AstroSat – India’s First Space Observatory completes a decade
Context: India’s first dedicated space astronomy observatory, AstroSat, completed a decade of operations.
Launch & Mission
Launched: 28 September 2015 by PSLV-C30 (XL configuration) from Sriharikota.
India became the fourth country after the United States, Russia, and Japan to launch a multi-wavelength space observatory with the ASTROSAT mission
Designed Mission Life: 5 years; completing a decade.
First dedicated multi-wavelength space observatory of India.
The payloads cover the energy bands of Ultraviolet (Near and Far), limited optical and X-ray regime (0.3 keV to 100keV).

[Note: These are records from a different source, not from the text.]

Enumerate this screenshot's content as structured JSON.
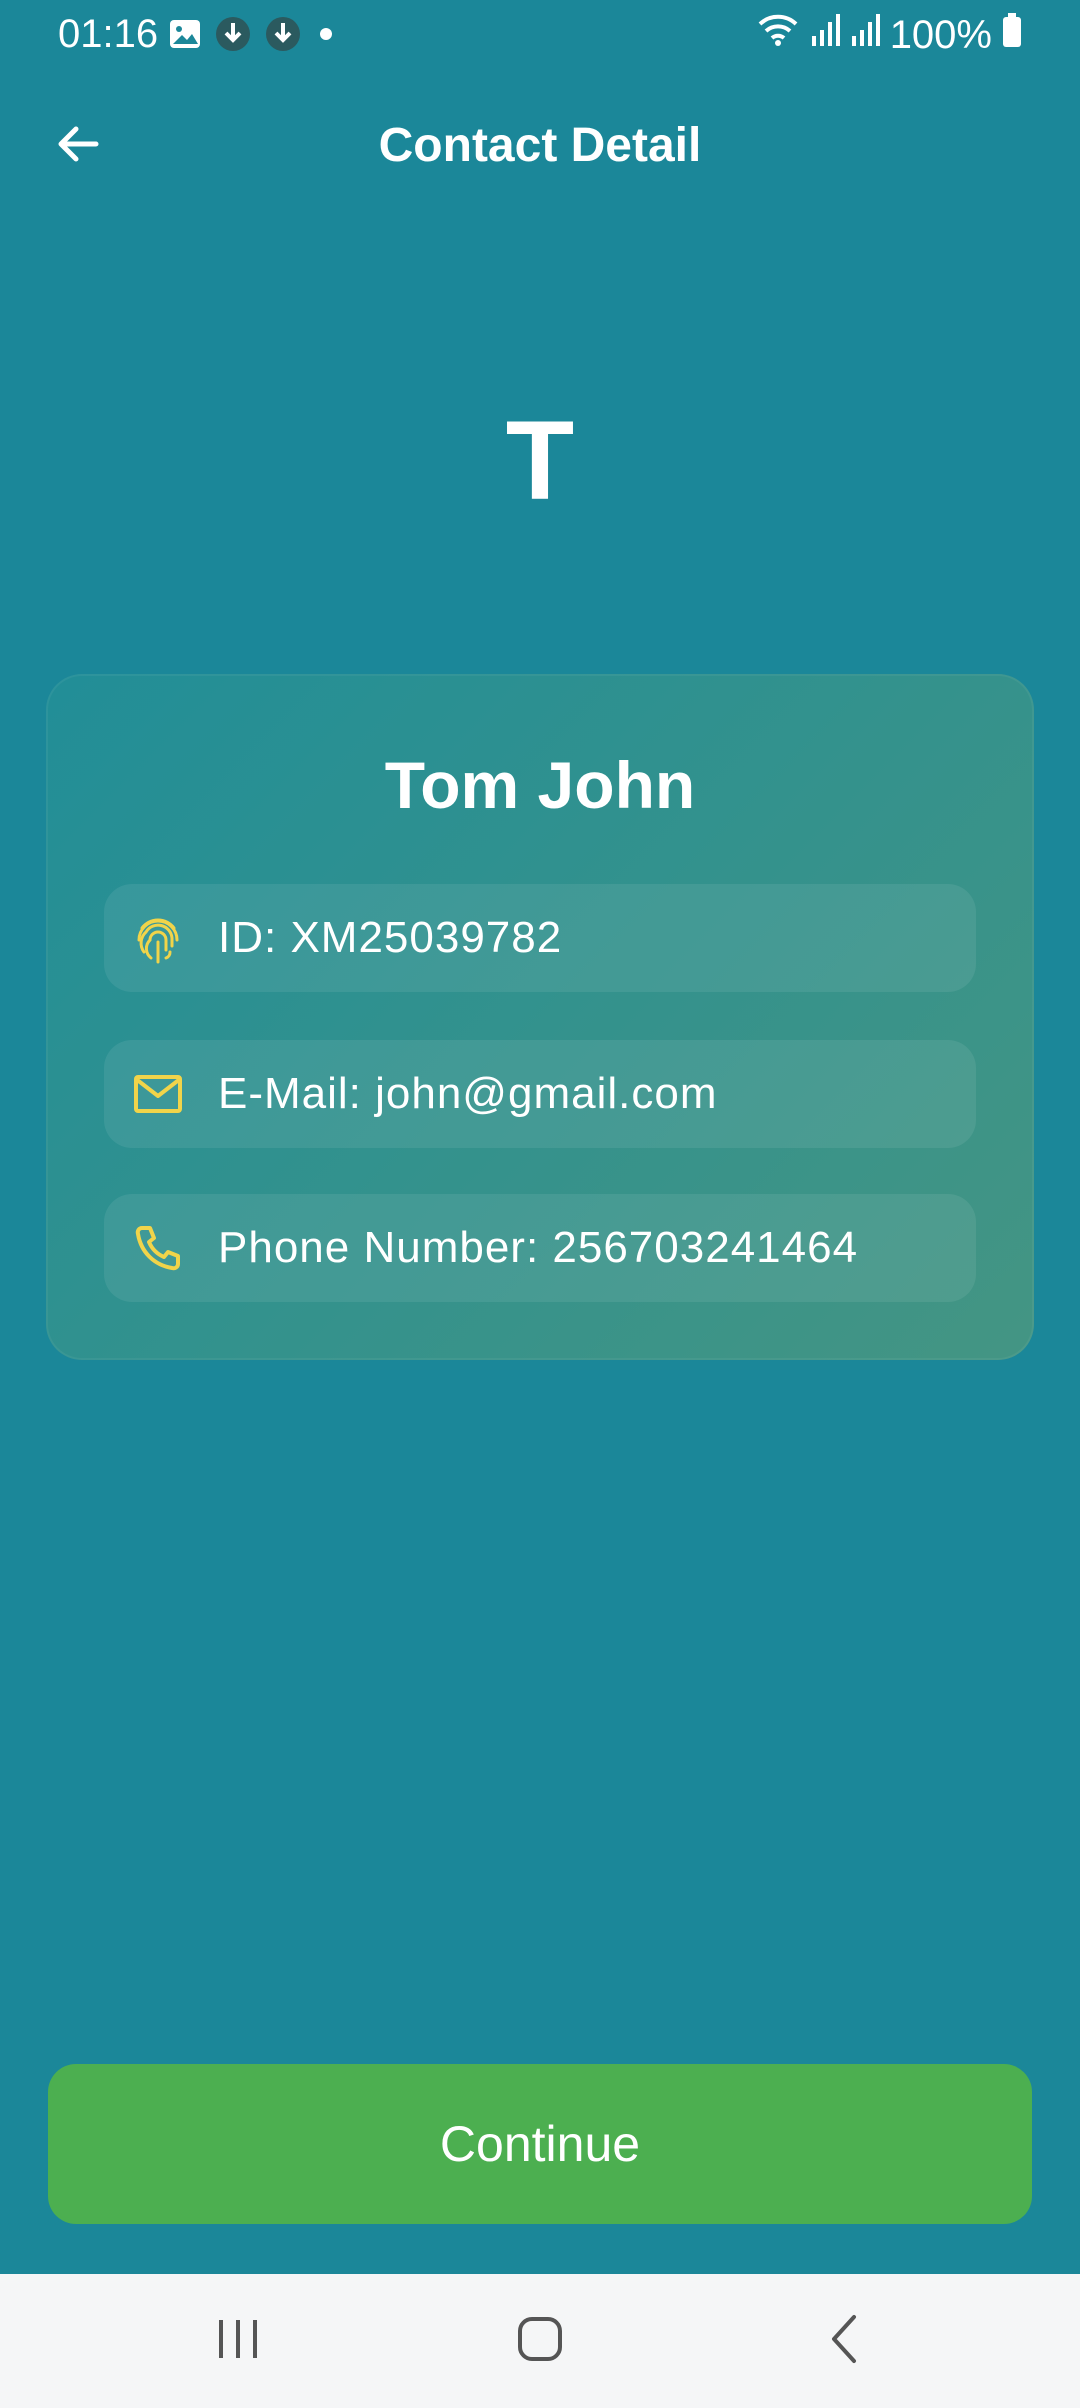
{
  "status_bar": {
    "time": "01:16",
    "battery": "100%",
    "icons": [
      "image-icon",
      "download-icon",
      "download-icon",
      "dot-icon",
      "wifi-icon",
      "signal-icon",
      "signal-icon",
      "battery-icon"
    ]
  },
  "header": {
    "title": "Contact Detail",
    "back_icon": "arrow-left-icon"
  },
  "avatar": {
    "initial": "T"
  },
  "contact": {
    "name": "Tom John",
    "rows": [
      {
        "icon": "fingerprint-icon",
        "text": "ID: XM25039782"
      },
      {
        "icon": "mail-icon",
        "text": "E-Mail: john@gmail.com"
      },
      {
        "icon": "phone-icon",
        "text": "Phone Number: 256703241464"
      }
    ]
  },
  "actions": {
    "continue_label": "Continue"
  },
  "nav": {
    "buttons": [
      "recents-icon",
      "home-icon",
      "back-icon"
    ]
  },
  "colors": {
    "background": "#1b8799",
    "accent_icon": "#f1d44a",
    "button": "#4caf50",
    "navbar": "#f5f6f7"
  }
}
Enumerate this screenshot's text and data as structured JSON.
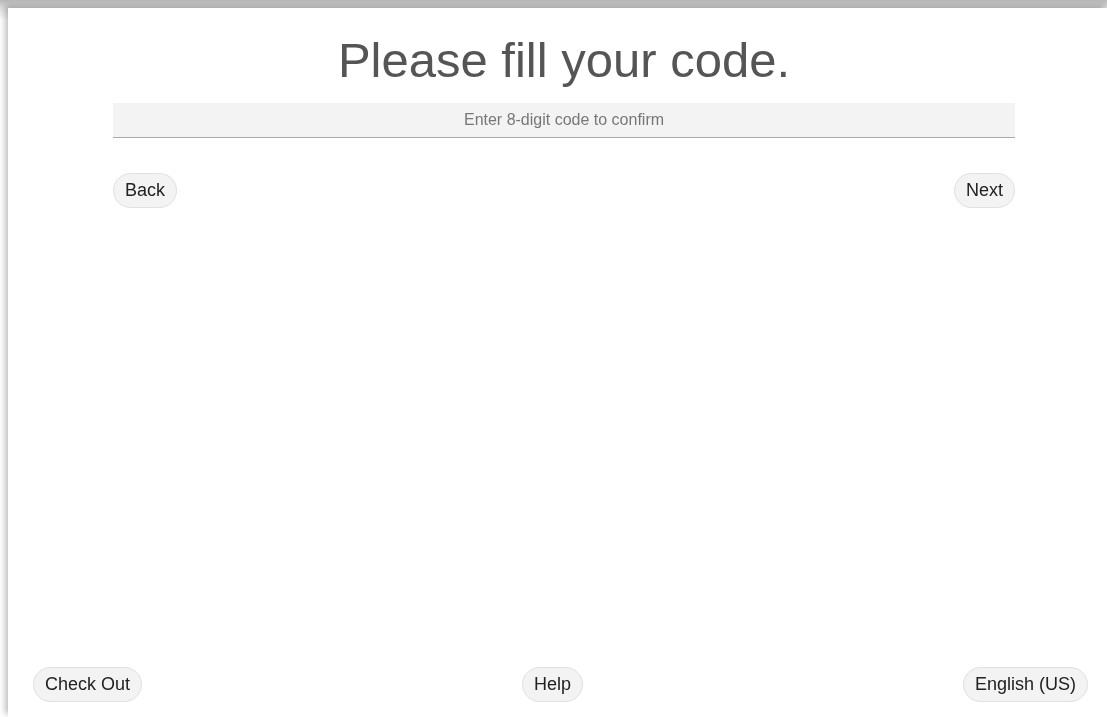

One of the unique features of AstroSat mission is that it enables the simultaneous multi-wavelength observations of various astronomical objects with a single satellite.
Scientific Significance
Observes the universe in UV, visible, low-energy X-ray, and high-energy X-ray regions simultaneously.
Enabled studies from black holes to neutron stars, nearby stars like Proxima Centauri, and galaxies up to 9.3 billion light years away.
Notable achievement: First-time detection of Far-Ultraviolet (FUV) photons from distant galaxies.
Five Payloads
UVIT (Ultra Violet Imaging Telescope) – UV and visible range imaging.
LAXPC (Large Area X-ray Proportional Counter) – high time resolution studies of X-ray sources.
CZTI (Cadmium-Zinc-Telluride Imager) – hard X-ray imaging and polarization.
SXT (Soft X-ray Telescope) – soft X-ray spectral studies.
SSM (Scanning Sky Monitor) – monitors sky for transient X-ray sources.
Collaborations
Realised by ISRO with contributions from:
IUCAA (Pune), TIFR (Mumbai), IIA (Bengaluru), Raman Research Institute (Bengaluru).
International partners: Canada & United Kingdom institutions.
Importance
Put India in the league of space-faring nations with advanced astronomical observatories.
Complements ground-based astronomy by providing continuous, simultaneous multi-band data.
Strengthened India’s capability in astrophysics, stellar evolution, black hole studies, and high-energy cosmic phenomena.